16 de Agosto de 2006
Si alguien tiene dudas en torno al potencial de proyección del conflicto del Medio Oriente hacia América Latina, allí están para absolverlas la relación especial establecida entre los presidentes de Venezuela e Irán.
En efecto, el señor Hugo Chávez en reciente visita a su colega iraní Mahmoud Ahmadinejad acaba de compartir con él odios antimperialistas y antisemitas. Es más, éstos han sido condimentados con deseos mutuos de que “lluevan rayos” sobre Estados Unidos e Israel. En tanto esta nueva versión del Apocalipsis se realiza en épocas de apogeo terrorista, aquélla puede entenderse como un estímulo abierto a los grupos que emplean esos medios no convencionales de lucha. Es más, extralimitando el ámbito de la fraternidad bolivariana, el presidente Chávez ha avalado, literalmente de la mano de Ahmadinejad, la política iraní de desarrollo nuclear. Y lo ha hecho con la intención de que esa política se propale al resto de los países de la OPEP justo cuando el Consejo de Seguridad de la ONU ha reclamado formalmente a Irán que ponga fin a su programa nuclear y acepte la supervigilancia de la Organización Internacional de Energía Atómica que sospecha que el programa iraní no tiene sólo fines pacíficos.

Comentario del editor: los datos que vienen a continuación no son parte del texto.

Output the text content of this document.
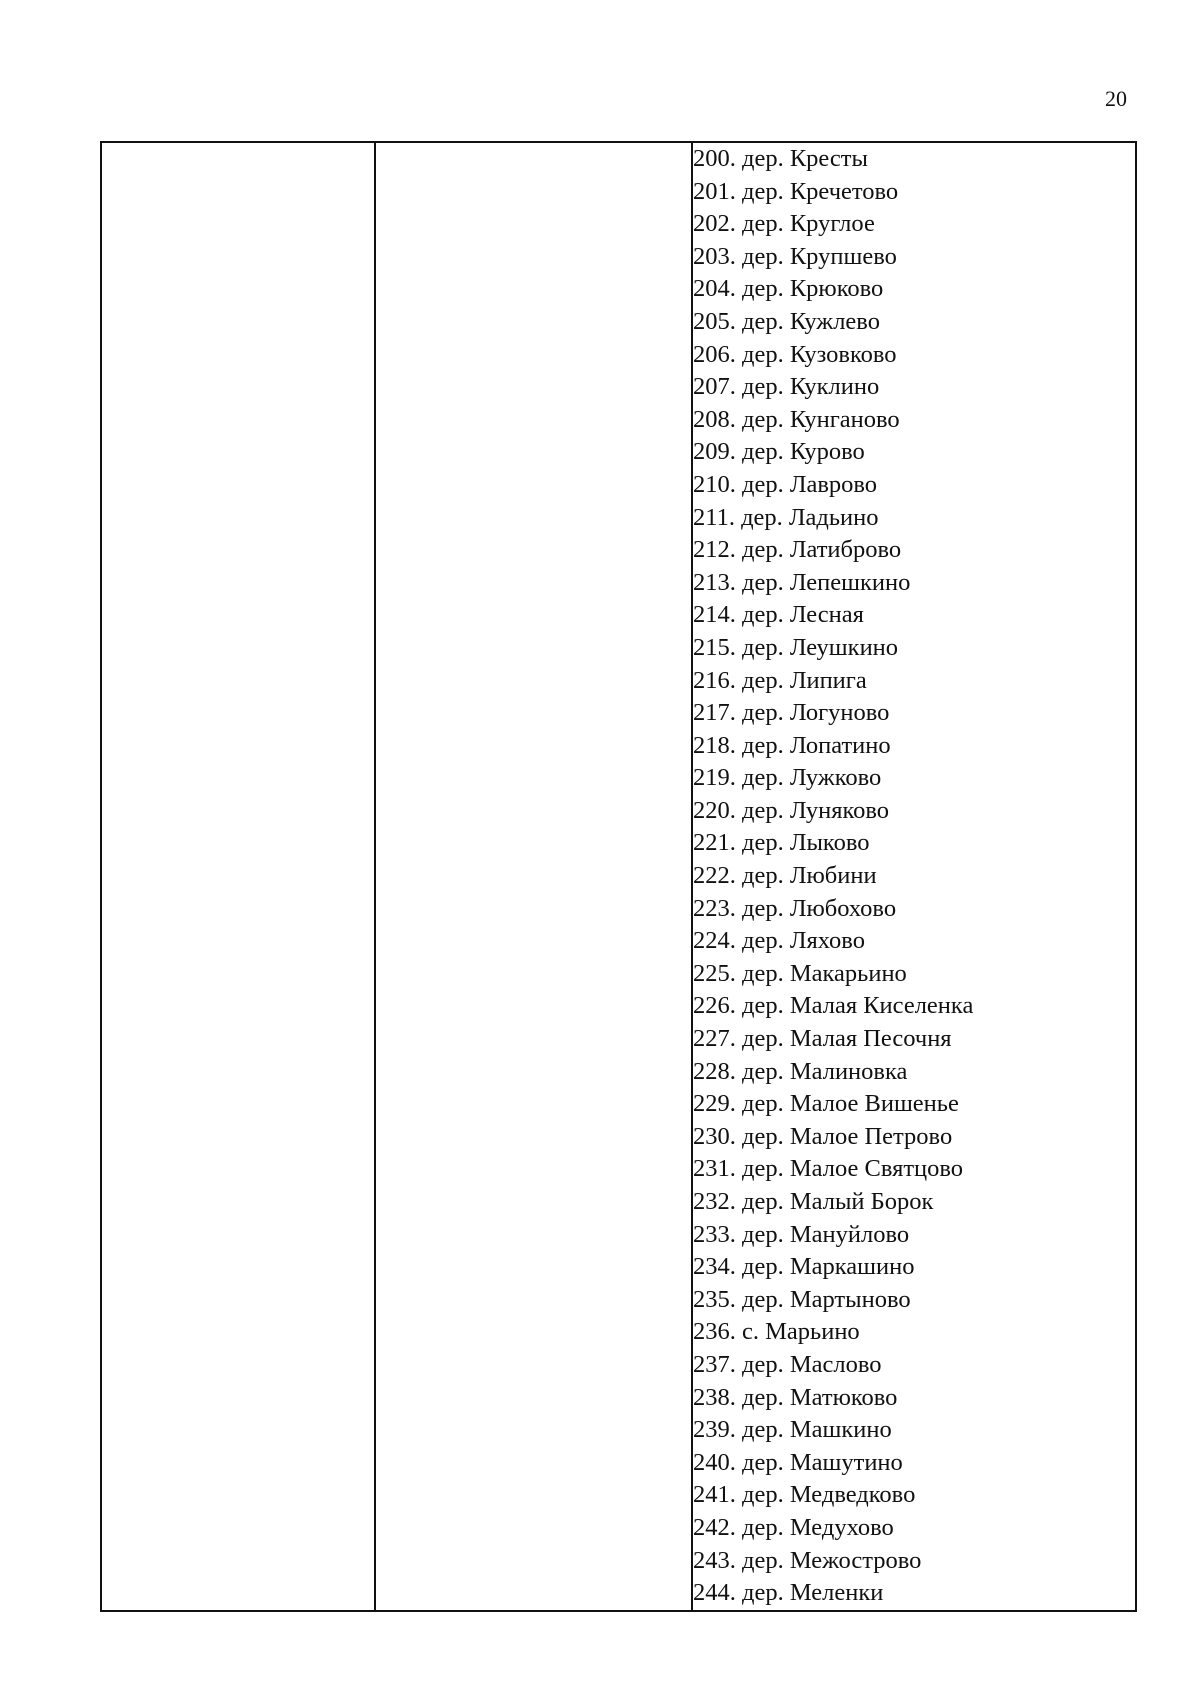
20

200. дер. Кресты
201. дер. Кречетово
202. дер. Круглое
203. дер. Крупшево
204. дер. Крюково
205. дер. Кужлево
206. дер. Кузовково
207. дер. Куклино
208. дер. Кунганово
209. дер. Курово
210. дер. Лаврово
211. дер. Ладьино
212. дер. Латиброво
213. дер. Лепешкино
214. дер. Лесная
215. дер. Леушкино
216. дер. Липига
217. дер. Логуново
218. дер. Лопатино
219. дер. Лужково
220. дер. Луняково
221. дер. Лыково
222. дер. Любини
223. дер. Любохово
224. дер. Ляхово
225. дер. Макарьино
226. дер. Малая Киселенка
227. дер. Малая Песочня
228. дер. Малиновка
229. дер. Малое Вишенье
230. дер. Малое Петрово
231. дер. Малое Святцово
232. дер. Малый Борок
233. дер. Мануйлово
234. дер. Маркашино
235. дер. Мартыново
236. с. Марьино
237. дер. Маслово
238. дер. Матюково
239. дер. Машкино
240. дер. Машутино
241. дер. Медведково
242. дер. Медухово
243. дер. Межострово
244. дер. Меленки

De esta manera, los Estados suramericanos que insisten en fundamentar su política exterior en la supuesta ventaja geopolítica que otorga la lejanía de los principales centros de conflicto tendrían que revertir sus premisas: a través de la alianza venezolano-iraní, el presidente Chávez está atrayendo a Suramérica el principal conflicto regional del mundo (el del Medio Oriente) que, como lo sostiene la ONU, altera la paz y la estabilidad mundiales. Y lo hace tan hostilmente como lo realizó en 1960 la Cuba castrista en relación con la Unión Soviética. Aunque con una notoria diferencia estratégica. En efecto, mientras que Castro, buscó después de 1959, el amparo de la superpotencia comunista al punto de convertirse en detonante de una inminente guerra nuclear (la crisis de los misiles de 1962 que felizmente se desactivó), Chávez ha llevado su apoyo a Irán, como pretende hacerlo con Corea del Norte, en una gira que busca la construcción de una alianza anti-occidental de amplio espectro. Su herramienta es el poder petrolero transformado en promotor de la proliferación nuclear y de conflictos regionales como instrumento de cambio del sistema internacional y de promoción de potencias emergentes antisistémicas.
Para ello Chávez requiere de la filiación castrista de manera que ésta sustente su legitimidad y proyección ideológicas. Es evidente que con ese objetivo el presidente venezolano se ha mostrado en La Habana como heredero, mentor o par del dictador cubano dependiendo de la interpretación que merezca esa visita. Ésta, por lo demás, ha mostrado que aún sin Castro, una versión del castrismo estará vigente en Suramérica. Si éste ya tiene una dimensión formal (la alianza cubano-venezolana), ahora querrá adquirir una dimensión más permeablemente bolivariana e internacionalista si cabe. Es posible que, al respecto, la vía de la diplomacia de los petrodólares y de los cooperantes sea sólo uno de sus instrumentos. Por lo demás, a la luz del “nuevo pensamiento estratégico” chavista, el vínculo de Venezuela con las potencias afiliadas al radicalismo islámico y al radicalismo comunista sólo puede interpretarse como un intento de crear un suerte de Guerra Fría extremadamente inestable, militarista y beligerante en Suramérica y el mundo. Es evidente que este planteamiento parece extravagante. Y lo es… pero el señor Chávez cree en él y desea aplicarlo. En consecuencia, los miembros del sistema interamericano, de la apresurada Comunidad Suramericana de Naciones y del Mercosur no pueden seguir considerando la relación con Venezuela sólo como un vínculo “integracionista” o constructor de la “patria grande” que hay que saber administrar aceptando el tutelaje del “padre Bolívar” (como opinan algunos miembros del gobierno) o absorbiéndolo (como ingenuamente buscan los socios del Mercosur).
Si Chávez desea traer a Suramérica la beligerancia del castrismo y del fundamentalismo islámico, es legítimo que las democracias representativas de nuestra región planteen una enérgica respuesta política y estratégica (la contención es una alternativa) a la megalomanía chavista. En ese contexto, brindar apoyo para que Venezuela forme parte del Consejo de Seguridad (como lo han hecho los miembros del Mercosur) constituye una extraordinaria imprudencia.